O Cinema Negro é muito novo, ele é uma estética emergente, que nasce no seio do Cinema Novo, porque a estrutura que permitiu o nascedouro do cinema negro entre nós, brasileiros, foi o Cinema Novo do Glauber. “Barravento” já é um testemunho do Cinema Negro. Mas nós temos esse ascenso na década de 80, a partir de um acúmulo de outras experiências. Na década de 70, nós tivemos o processo de descolonização da África, as lutas pelos direitos civis nos EUA e, aqui no Brasil, surge o Movimento Negro Unificado. Evidentemente, o Movimento Negro Unificado acabou sendo o grande elemento político de referência, tanto que os jovens realizadores que fazem Cinema Negro passaram por ele. O Zózimo Bubul, o Ari Cândido, eu, todos nós passamos pelo movimento, que conseguiu mostrar para o mundo que o Brasil não era o paraíso da democracia racial. Nessa perspectiva, o jovem negro já não se contentava mais de se ver discutido, ele passa a querer pautar a discussão, ele quer ser o protagonista e o grande escritor. É este o momento em que, no início da década de 80, esses jovens negros começam a pegar nas câmeras para escrever um Brasil a partir de um olhar também africanista.
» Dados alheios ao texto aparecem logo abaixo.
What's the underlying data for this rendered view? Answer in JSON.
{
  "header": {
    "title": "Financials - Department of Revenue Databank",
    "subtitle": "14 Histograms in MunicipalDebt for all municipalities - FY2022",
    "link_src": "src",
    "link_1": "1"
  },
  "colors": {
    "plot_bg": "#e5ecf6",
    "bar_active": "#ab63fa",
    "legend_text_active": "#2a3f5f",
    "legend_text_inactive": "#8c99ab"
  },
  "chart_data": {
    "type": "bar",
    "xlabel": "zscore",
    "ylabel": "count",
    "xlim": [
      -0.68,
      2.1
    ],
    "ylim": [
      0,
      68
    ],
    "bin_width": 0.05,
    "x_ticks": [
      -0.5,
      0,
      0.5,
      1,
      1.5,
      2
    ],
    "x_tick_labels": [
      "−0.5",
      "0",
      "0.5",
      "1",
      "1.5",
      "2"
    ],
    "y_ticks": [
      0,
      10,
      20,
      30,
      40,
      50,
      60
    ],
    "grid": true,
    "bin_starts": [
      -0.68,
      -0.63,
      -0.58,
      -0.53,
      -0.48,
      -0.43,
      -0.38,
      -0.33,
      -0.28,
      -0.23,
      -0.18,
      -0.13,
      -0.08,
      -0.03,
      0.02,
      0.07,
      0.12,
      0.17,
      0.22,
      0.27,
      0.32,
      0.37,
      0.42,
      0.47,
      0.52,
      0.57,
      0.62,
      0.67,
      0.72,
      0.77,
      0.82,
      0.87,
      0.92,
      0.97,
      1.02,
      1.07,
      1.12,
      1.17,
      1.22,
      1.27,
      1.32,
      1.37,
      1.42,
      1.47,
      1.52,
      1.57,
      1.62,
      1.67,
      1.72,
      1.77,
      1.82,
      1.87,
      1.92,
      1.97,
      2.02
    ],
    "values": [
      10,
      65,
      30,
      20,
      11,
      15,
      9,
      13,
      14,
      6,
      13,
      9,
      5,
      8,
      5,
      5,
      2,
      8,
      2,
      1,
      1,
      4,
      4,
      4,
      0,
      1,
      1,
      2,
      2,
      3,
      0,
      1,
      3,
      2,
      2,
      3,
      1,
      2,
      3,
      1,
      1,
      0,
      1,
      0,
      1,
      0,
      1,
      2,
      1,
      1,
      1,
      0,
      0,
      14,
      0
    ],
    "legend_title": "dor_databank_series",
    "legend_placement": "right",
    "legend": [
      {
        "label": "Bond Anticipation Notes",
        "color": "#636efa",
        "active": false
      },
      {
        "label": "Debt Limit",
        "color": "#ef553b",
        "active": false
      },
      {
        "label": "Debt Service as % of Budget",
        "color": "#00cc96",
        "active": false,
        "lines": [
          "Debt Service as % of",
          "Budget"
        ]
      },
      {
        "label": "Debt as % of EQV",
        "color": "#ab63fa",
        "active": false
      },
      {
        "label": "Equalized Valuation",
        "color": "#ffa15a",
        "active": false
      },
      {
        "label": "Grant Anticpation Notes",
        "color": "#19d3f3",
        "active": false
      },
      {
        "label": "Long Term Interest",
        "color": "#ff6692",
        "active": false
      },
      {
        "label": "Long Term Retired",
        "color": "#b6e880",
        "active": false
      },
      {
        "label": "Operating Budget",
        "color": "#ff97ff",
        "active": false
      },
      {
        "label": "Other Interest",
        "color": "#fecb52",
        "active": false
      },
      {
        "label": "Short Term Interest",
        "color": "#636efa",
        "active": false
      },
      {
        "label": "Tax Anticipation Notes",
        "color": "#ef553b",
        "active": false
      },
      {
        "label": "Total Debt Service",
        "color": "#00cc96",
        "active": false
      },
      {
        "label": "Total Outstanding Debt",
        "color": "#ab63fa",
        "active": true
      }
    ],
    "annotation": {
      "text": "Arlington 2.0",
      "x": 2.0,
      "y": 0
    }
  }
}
O cinema – pelo menos a obra de alguns diretores – teve este papel de trazer o negro para o primeiro plano. E a televisão?
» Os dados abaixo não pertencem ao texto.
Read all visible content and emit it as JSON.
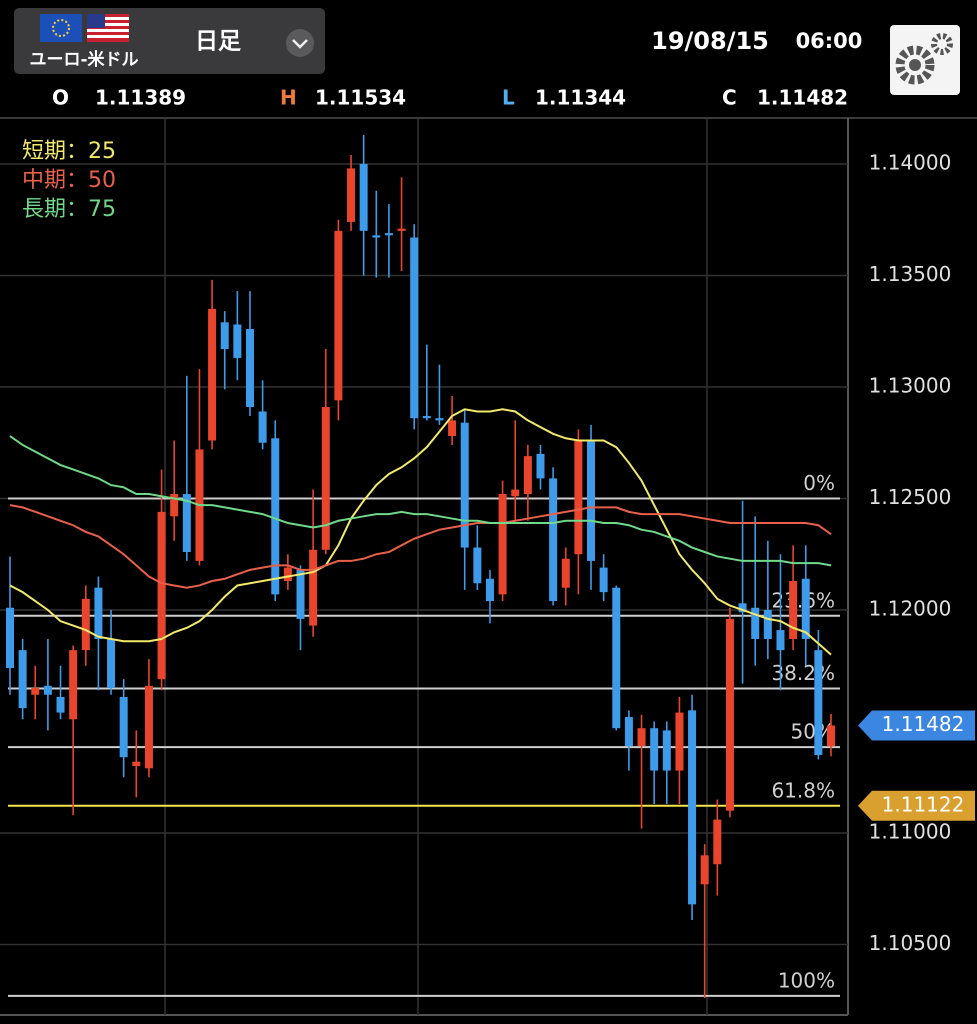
{
  "header": {
    "pair": "ユーロ-米ドル",
    "timeframe": "日足",
    "date": "19/08/15",
    "time": "06:00",
    "ohlc_labels": [
      {
        "label": "O",
        "color": "#ffffff"
      },
      {
        "label": "H",
        "color": "#f07a3a"
      },
      {
        "label": "L",
        "color": "#4fb0f0"
      },
      {
        "label": "C",
        "color": "#ffffff"
      }
    ]
  },
  "chart_data": {
    "type": "candlestick",
    "up_color": "#e8452c",
    "down_color": "#3d9be9",
    "open": [
      1.1201,
      1.1182,
      1.1162,
      1.1166,
      1.1161,
      1.1151,
      1.1182,
      1.121,
      1.1187,
      1.1161,
      1.113,
      1.1129,
      1.1169,
      1.1242,
      1.1252,
      1.1222,
      1.1276,
      1.1329,
      1.1328,
      1.1326,
      1.1289,
      1.1277,
      1.1213,
      1.1218,
      1.1193,
      1.1227,
      1.1294,
      1.1374,
      1.14,
      1.1368,
      1.1369,
      1.137,
      1.1367,
      1.1287,
      1.1286,
      1.1278,
      1.1284,
      1.1228,
      1.1214,
      1.1207,
      1.1251,
      1.1252,
      1.127,
      1.1259,
      1.121,
      1.1225,
      1.1276,
      1.1219,
      1.121,
      1.1152,
      1.1139,
      1.1147,
      1.1146,
      1.1128,
      1.1155,
      1.1077,
      1.1086,
      1.111,
      1.1203,
      1.1201,
      1.12,
      1.1191,
      1.1187,
      1.1214,
      1.1182,
      1.11389
    ],
    "high": [
      1.1224,
      1.1187,
      1.1175,
      1.1187,
      1.1175,
      1.1184,
      1.1211,
      1.1215,
      1.12,
      1.1169,
      1.1146,
      1.1178,
      1.1263,
      1.1276,
      1.1305,
      1.1308,
      1.1348,
      1.1334,
      1.1343,
      1.1343,
      1.1303,
      1.1285,
      1.1225,
      1.122,
      1.1254,
      1.1317,
      1.1375,
      1.1404,
      1.1413,
      1.1388,
      1.1382,
      1.1394,
      1.1373,
      1.1319,
      1.131,
      1.1296,
      1.129,
      1.1238,
      1.1218,
      1.1258,
      1.1285,
      1.1274,
      1.1274,
      1.1264,
      1.1228,
      1.1281,
      1.1283,
      1.1225,
      1.1211,
      1.1155,
      1.1153,
      1.115,
      1.115,
      1.1161,
      1.1162,
      1.1095,
      1.1115,
      1.1201,
      1.1249,
      1.1242,
      1.1231,
      1.1225,
      1.1229,
      1.1229,
      1.1191,
      1.11534
    ],
    "low": [
      1.1162,
      1.1151,
      1.1151,
      1.1146,
      1.1151,
      1.1108,
      1.1175,
      1.1164,
      1.1162,
      1.1125,
      1.1116,
      1.1125,
      1.1164,
      1.1231,
      1.1222,
      1.122,
      1.1272,
      1.1299,
      1.1303,
      1.1287,
      1.1272,
      1.1204,
      1.1209,
      1.1182,
      1.1188,
      1.1225,
      1.1285,
      1.137,
      1.135,
      1.1349,
      1.1349,
      1.1352,
      1.1281,
      1.1285,
      1.1283,
      1.1274,
      1.1209,
      1.1209,
      1.1194,
      1.1204,
      1.124,
      1.124,
      1.1254,
      1.1202,
      1.1202,
      1.1207,
      1.1209,
      1.1204,
      1.1146,
      1.1128,
      1.1102,
      1.1113,
      1.1113,
      1.1113,
      1.1061,
      1.1026,
      1.1072,
      1.1107,
      1.1167,
      1.1175,
      1.1178,
      1.1164,
      1.1182,
      1.1175,
      1.1133,
      1.11344
    ],
    "close": [
      1.1174,
      1.1156,
      1.1165,
      1.1162,
      1.1154,
      1.1182,
      1.1205,
      1.1187,
      1.1165,
      1.1134,
      1.1132,
      1.1166,
      1.1244,
      1.1252,
      1.1226,
      1.1272,
      1.1335,
      1.1317,
      1.1313,
      1.1291,
      1.1275,
      1.1207,
      1.1219,
      1.1196,
      1.1227,
      1.1291,
      1.137,
      1.1398,
      1.137,
      1.1367,
      1.1368,
      1.1371,
      1.1286,
      1.1286,
      1.1285,
      1.1285,
      1.1228,
      1.1212,
      1.1204,
      1.1252,
      1.1254,
      1.1269,
      1.1259,
      1.1204,
      1.1223,
      1.1276,
      1.1222,
      1.1208,
      1.1147,
      1.1139,
      1.1147,
      1.1128,
      1.1128,
      1.1154,
      1.1068,
      1.109,
      1.1106,
      1.1196,
      1.1199,
      1.1187,
      1.1187,
      1.1182,
      1.1213,
      1.1187,
      1.1135,
      1.11482
    ],
    "series": [
      {
        "name": "短期：25",
        "color": "#f2e86a",
        "values": [
          1.1211,
          1.1208,
          1.1204,
          1.12,
          1.1195,
          1.1193,
          1.1191,
          1.1188,
          1.1187,
          1.1186,
          1.1186,
          1.1186,
          1.1187,
          1.119,
          1.1192,
          1.1195,
          1.12,
          1.1206,
          1.1211,
          1.1212,
          1.1213,
          1.1214,
          1.1215,
          1.1216,
          1.1217,
          1.122,
          1.1229,
          1.1241,
          1.1249,
          1.1256,
          1.1261,
          1.1264,
          1.1268,
          1.1273,
          1.128,
          1.1287,
          1.129,
          1.1289,
          1.1289,
          1.129,
          1.1289,
          1.1285,
          1.1282,
          1.1279,
          1.1277,
          1.1276,
          1.1276,
          1.1276,
          1.1273,
          1.1266,
          1.1258,
          1.1247,
          1.1236,
          1.1225,
          1.1218,
          1.1212,
          1.1205,
          1.1202,
          1.12,
          1.1198,
          1.1196,
          1.1195,
          1.1192,
          1.119,
          1.1185,
          1.118
        ]
      },
      {
        "name": "中期：50",
        "color": "#e8604a",
        "values": [
          1.1247,
          1.1246,
          1.1244,
          1.1242,
          1.124,
          1.1238,
          1.1235,
          1.1233,
          1.1229,
          1.1225,
          1.122,
          1.1215,
          1.1212,
          1.1211,
          1.121,
          1.1211,
          1.1213,
          1.1214,
          1.1216,
          1.1218,
          1.1219,
          1.122,
          1.122,
          1.1218,
          1.1218,
          1.122,
          1.1222,
          1.1222,
          1.1223,
          1.1225,
          1.1226,
          1.1229,
          1.1232,
          1.1234,
          1.1236,
          1.1237,
          1.1238,
          1.1239,
          1.1239,
          1.1239,
          1.124,
          1.1241,
          1.1242,
          1.1243,
          1.1244,
          1.1245,
          1.1246,
          1.1246,
          1.1246,
          1.1244,
          1.1243,
          1.1243,
          1.1243,
          1.1243,
          1.1242,
          1.1241,
          1.124,
          1.1239,
          1.1239,
          1.1239,
          1.1239,
          1.1239,
          1.1239,
          1.1239,
          1.1238,
          1.1234
        ]
      },
      {
        "name": "長期：75",
        "color": "#6fd98a",
        "values": [
          1.1278,
          1.1274,
          1.1271,
          1.1268,
          1.1265,
          1.1263,
          1.1261,
          1.1259,
          1.1256,
          1.1255,
          1.1252,
          1.1252,
          1.1251,
          1.125,
          1.1249,
          1.1247,
          1.1247,
          1.1246,
          1.1245,
          1.1244,
          1.1243,
          1.1241,
          1.1239,
          1.1238,
          1.1237,
          1.1238,
          1.124,
          1.1241,
          1.1242,
          1.1243,
          1.1243,
          1.1244,
          1.1243,
          1.1243,
          1.1242,
          1.1241,
          1.124,
          1.124,
          1.1239,
          1.1239,
          1.1239,
          1.1239,
          1.1239,
          1.1239,
          1.124,
          1.124,
          1.124,
          1.1239,
          1.1239,
          1.1238,
          1.1236,
          1.1235,
          1.1233,
          1.1231,
          1.1228,
          1.1226,
          1.1224,
          1.1223,
          1.1222,
          1.1222,
          1.1222,
          1.1222,
          1.1221,
          1.1221,
          1.1221,
          1.122
        ]
      }
    ],
    "ylim": [
      1.10184,
      1.14206
    ],
    "yticks": [
      {
        "value": 1.105,
        "label": "1.10500"
      },
      {
        "value": 1.11,
        "label": "1.11000"
      },
      {
        "value": 1.12,
        "label": "1.12000"
      },
      {
        "value": 1.125,
        "label": "1.12500"
      },
      {
        "value": 1.13,
        "label": "1.13000"
      },
      {
        "value": 1.135,
        "label": "1.13500"
      },
      {
        "value": 1.14,
        "label": "1.14000"
      }
    ],
    "grid": true,
    "levels": [
      {
        "label": "0%",
        "value": 1.125,
        "color": "#cfcfcf"
      },
      {
        "label": "23.6%",
        "value": 1.11974,
        "color": "#cfcfcf"
      },
      {
        "label": "38.2%",
        "value": 1.11648,
        "color": "#cfcfcf"
      },
      {
        "label": "50%",
        "value": 1.11385,
        "color": "#cfcfcf"
      },
      {
        "label": "61.8%",
        "value": 1.11122,
        "color": "#f2e64a"
      },
      {
        "label": "100%",
        "value": 1.1027,
        "color": "#cfcfcf"
      }
    ],
    "price_tags": [
      {
        "value": 1.11482,
        "color": "#3b86e0"
      },
      {
        "value": 1.11122,
        "color": "#d9a030"
      }
    ]
  }
}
É evidente que os negros, os ibéricos, os ameríndios, os asiáticos não estão na TV, mas essa luta em favor do direito à personalidade existe. O negro se sente torturado diante de uma televisão em que ele só assiste ao outro e não consegue se ver. Nas poucas expressões – que são rarefeitas mesmo – ele é posto num processo de boçalidade, do inferior, do hilário, do desnaturado. Ele vai aparecer como o excessivamente engraçado, como aquele que não é, que não ama. É muito recente a presença das famílias negras na televisão. Quando o negro aparece numa novela, ele não ama, não tem amigo, não tem mãe, não tem pai, não tem irmão, ele não vai à quitanda e, mais grave que não ir à quitanda, é um personagem que não conhece o supermercado. Não conhecer o supermercado numa sociedade degenerada significa você não andar, você estar preso. A liberdade de uma sociedade degenerada, com relações meramente de mercado, é você consumir, porque quem vai pautar a televisão é o mercado e só agora é que a gente começa a ouvir falar dos produtos étnicos.
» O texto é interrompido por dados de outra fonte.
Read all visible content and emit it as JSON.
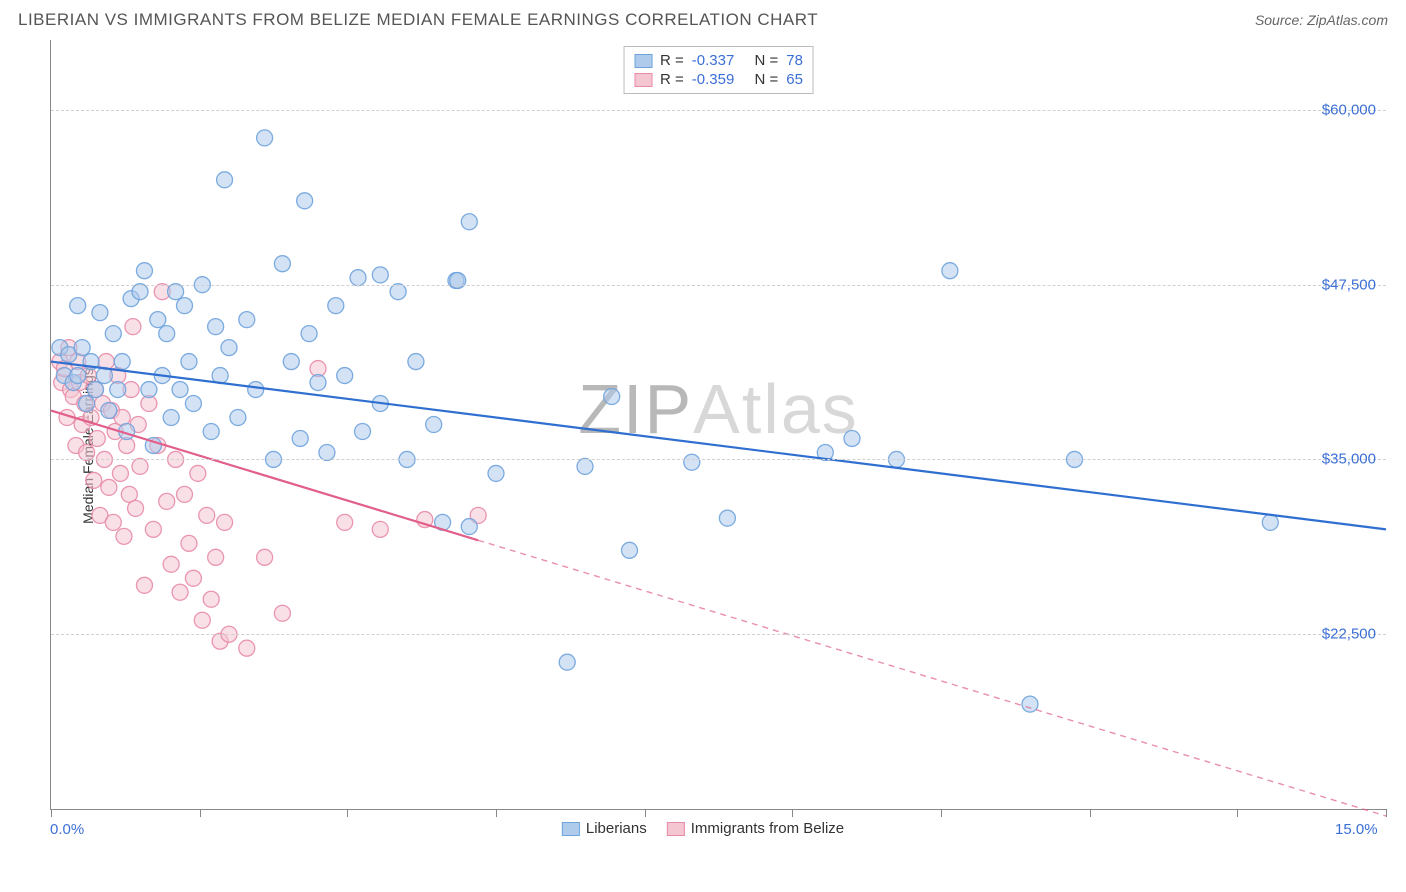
{
  "header": {
    "title": "LIBERIAN VS IMMIGRANTS FROM BELIZE MEDIAN FEMALE EARNINGS CORRELATION CHART",
    "source_prefix": "Source: ",
    "source_name": "ZipAtlas.com"
  },
  "watermark": {
    "part1": "ZIP",
    "part2": "Atlas"
  },
  "chart": {
    "type": "scatter",
    "ylabel": "Median Female Earnings",
    "xlim": [
      0,
      15
    ],
    "ylim": [
      10000,
      65000
    ],
    "x_tick_positions": [
      0,
      1.67,
      3.33,
      5.0,
      6.67,
      8.33,
      10.0,
      11.67,
      13.33,
      15.0
    ],
    "x_axis_label_left": "0.0%",
    "x_axis_label_right": "15.0%",
    "y_gridlines": [
      22500,
      35000,
      47500,
      60000
    ],
    "y_tick_labels": [
      "$22,500",
      "$35,000",
      "$47,500",
      "$60,000"
    ],
    "grid_color": "#d0d0d0",
    "axis_label_color": "#3b6fd6",
    "background_color": "#ffffff",
    "marker_radius": 8,
    "marker_opacity": 0.55,
    "marker_stroke_opacity": 0.9,
    "line_width": 2.2,
    "dash_pattern": "6 5",
    "series": [
      {
        "id": "liberians",
        "label": "Liberians",
        "color_fill": "#aecbeb",
        "color_stroke": "#6fa3dd",
        "line_color": "#2f6fd0",
        "R": "-0.337",
        "N": "78",
        "trend": {
          "x1": 0.0,
          "y1": 42000,
          "x2": 15.0,
          "y2": 30000
        },
        "solid_x_end": 15.0,
        "points": [
          [
            0.1,
            43000
          ],
          [
            0.15,
            41000
          ],
          [
            0.2,
            42500
          ],
          [
            0.25,
            40500
          ],
          [
            0.3,
            46000
          ],
          [
            0.3,
            41000
          ],
          [
            0.35,
            43000
          ],
          [
            0.4,
            39000
          ],
          [
            0.45,
            42000
          ],
          [
            0.5,
            40000
          ],
          [
            0.55,
            45500
          ],
          [
            0.6,
            41000
          ],
          [
            0.65,
            38500
          ],
          [
            0.7,
            44000
          ],
          [
            0.75,
            40000
          ],
          [
            0.8,
            42000
          ],
          [
            0.85,
            37000
          ],
          [
            0.9,
            46500
          ],
          [
            1.0,
            47000
          ],
          [
            1.05,
            48500
          ],
          [
            1.1,
            40000
          ],
          [
            1.15,
            36000
          ],
          [
            1.2,
            45000
          ],
          [
            1.25,
            41000
          ],
          [
            1.3,
            44000
          ],
          [
            1.35,
            38000
          ],
          [
            1.4,
            47000
          ],
          [
            1.45,
            40000
          ],
          [
            1.5,
            46000
          ],
          [
            1.55,
            42000
          ],
          [
            1.6,
            39000
          ],
          [
            1.7,
            47500
          ],
          [
            1.8,
            37000
          ],
          [
            1.85,
            44500
          ],
          [
            1.9,
            41000
          ],
          [
            1.95,
            55000
          ],
          [
            2.0,
            43000
          ],
          [
            2.1,
            38000
          ],
          [
            2.2,
            45000
          ],
          [
            2.3,
            40000
          ],
          [
            2.4,
            58000
          ],
          [
            2.5,
            35000
          ],
          [
            2.6,
            49000
          ],
          [
            2.7,
            42000
          ],
          [
            2.8,
            36500
          ],
          [
            2.85,
            53500
          ],
          [
            2.9,
            44000
          ],
          [
            3.0,
            40500
          ],
          [
            3.1,
            35500
          ],
          [
            3.2,
            46000
          ],
          [
            3.3,
            41000
          ],
          [
            3.45,
            48000
          ],
          [
            3.5,
            37000
          ],
          [
            3.7,
            48200
          ],
          [
            3.7,
            39000
          ],
          [
            3.9,
            47000
          ],
          [
            4.0,
            35000
          ],
          [
            4.1,
            42000
          ],
          [
            4.3,
            37500
          ],
          [
            4.4,
            30500
          ],
          [
            4.55,
            47800
          ],
          [
            4.57,
            47800
          ],
          [
            4.7,
            52000
          ],
          [
            4.7,
            30200
          ],
          [
            5.0,
            34000
          ],
          [
            5.8,
            20500
          ],
          [
            6.0,
            34500
          ],
          [
            6.3,
            39500
          ],
          [
            6.5,
            28500
          ],
          [
            7.2,
            34800
          ],
          [
            7.6,
            30800
          ],
          [
            8.7,
            35500
          ],
          [
            9.0,
            36500
          ],
          [
            9.5,
            35000
          ],
          [
            10.1,
            48500
          ],
          [
            11.0,
            17500
          ],
          [
            11.5,
            35000
          ],
          [
            13.7,
            30500
          ]
        ]
      },
      {
        "id": "belize",
        "label": "Immigrants from Belize",
        "color_fill": "#f4c6d2",
        "color_stroke": "#e88ba8",
        "line_color": "#e15f8a",
        "R": "-0.359",
        "N": "65",
        "trend": {
          "x1": 0.0,
          "y1": 38500,
          "x2": 15.0,
          "y2": 9500
        },
        "solid_x_end": 4.8,
        "points": [
          [
            0.1,
            42000
          ],
          [
            0.12,
            40500
          ],
          [
            0.15,
            41500
          ],
          [
            0.18,
            38000
          ],
          [
            0.2,
            43000
          ],
          [
            0.22,
            40000
          ],
          [
            0.25,
            39500
          ],
          [
            0.28,
            36000
          ],
          [
            0.3,
            42000
          ],
          [
            0.32,
            40500
          ],
          [
            0.35,
            37500
          ],
          [
            0.38,
            39000
          ],
          [
            0.4,
            35500
          ],
          [
            0.42,
            41000
          ],
          [
            0.45,
            38000
          ],
          [
            0.48,
            33500
          ],
          [
            0.5,
            40000
          ],
          [
            0.52,
            36500
          ],
          [
            0.55,
            31000
          ],
          [
            0.58,
            39000
          ],
          [
            0.6,
            35000
          ],
          [
            0.62,
            42000
          ],
          [
            0.65,
            33000
          ],
          [
            0.68,
            38500
          ],
          [
            0.7,
            30500
          ],
          [
            0.72,
            37000
          ],
          [
            0.75,
            41000
          ],
          [
            0.78,
            34000
          ],
          [
            0.8,
            38000
          ],
          [
            0.82,
            29500
          ],
          [
            0.85,
            36000
          ],
          [
            0.88,
            32500
          ],
          [
            0.9,
            40000
          ],
          [
            0.92,
            44500
          ],
          [
            0.95,
            31500
          ],
          [
            0.98,
            37500
          ],
          [
            1.0,
            34500
          ],
          [
            1.05,
            26000
          ],
          [
            1.1,
            39000
          ],
          [
            1.15,
            30000
          ],
          [
            1.2,
            36000
          ],
          [
            1.25,
            47000
          ],
          [
            1.3,
            32000
          ],
          [
            1.35,
            27500
          ],
          [
            1.4,
            35000
          ],
          [
            1.45,
            25500
          ],
          [
            1.5,
            32500
          ],
          [
            1.55,
            29000
          ],
          [
            1.6,
            26500
          ],
          [
            1.65,
            34000
          ],
          [
            1.7,
            23500
          ],
          [
            1.75,
            31000
          ],
          [
            1.8,
            25000
          ],
          [
            1.85,
            28000
          ],
          [
            1.9,
            22000
          ],
          [
            1.95,
            30500
          ],
          [
            2.0,
            22500
          ],
          [
            2.2,
            21500
          ],
          [
            2.4,
            28000
          ],
          [
            2.6,
            24000
          ],
          [
            3.0,
            41500
          ],
          [
            3.3,
            30500
          ],
          [
            3.7,
            30000
          ],
          [
            4.2,
            30700
          ],
          [
            4.8,
            31000
          ]
        ]
      }
    ],
    "legend_top": {
      "r_label": "R =",
      "n_label": "N ="
    },
    "legend_bottom": {
      "items": [
        "liberians",
        "belize"
      ]
    }
  }
}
Qual é o norte da Quinta Mostra Internacional do Cinema Negro?
A Quinta Mostra está vivendo um momento muito interessante. Nós fechamos um processo, porque nós mostramos que ela veio para ficar, porque nós temos acúmulos que permitem que exista uma mostra. Os filmes estão dialogando com outros. Por exemplo, nós já passamos “Rio, Zona Norte”, porque o Nelson Pereira dos Santos, nesse filme, conta a história do Zé Ketti. Esse ano entra “Doces Bárbaros”, que fala do encontro entre o Gil e o Caetano. Entra também o filme “Partido Alto”. Então, esse encontro, que é musical, acontece agora num processo totalmente imagético. Essa mostra tem uma costura, é o tempo que dialoga com o lugar. Essa possibilidade de o tempo dialogar com o lugar é o alternativo, é o horizontal. Na sociedade de mercado, o tempo não dialoga com o lugar. Quem tem história não tem lugar e quem tem lugar não tem história. A nossa mostra é diferente, nós não estamos mais falando de uma resistência da cultura negra, nós estamos falando numa autonomia da africanidade.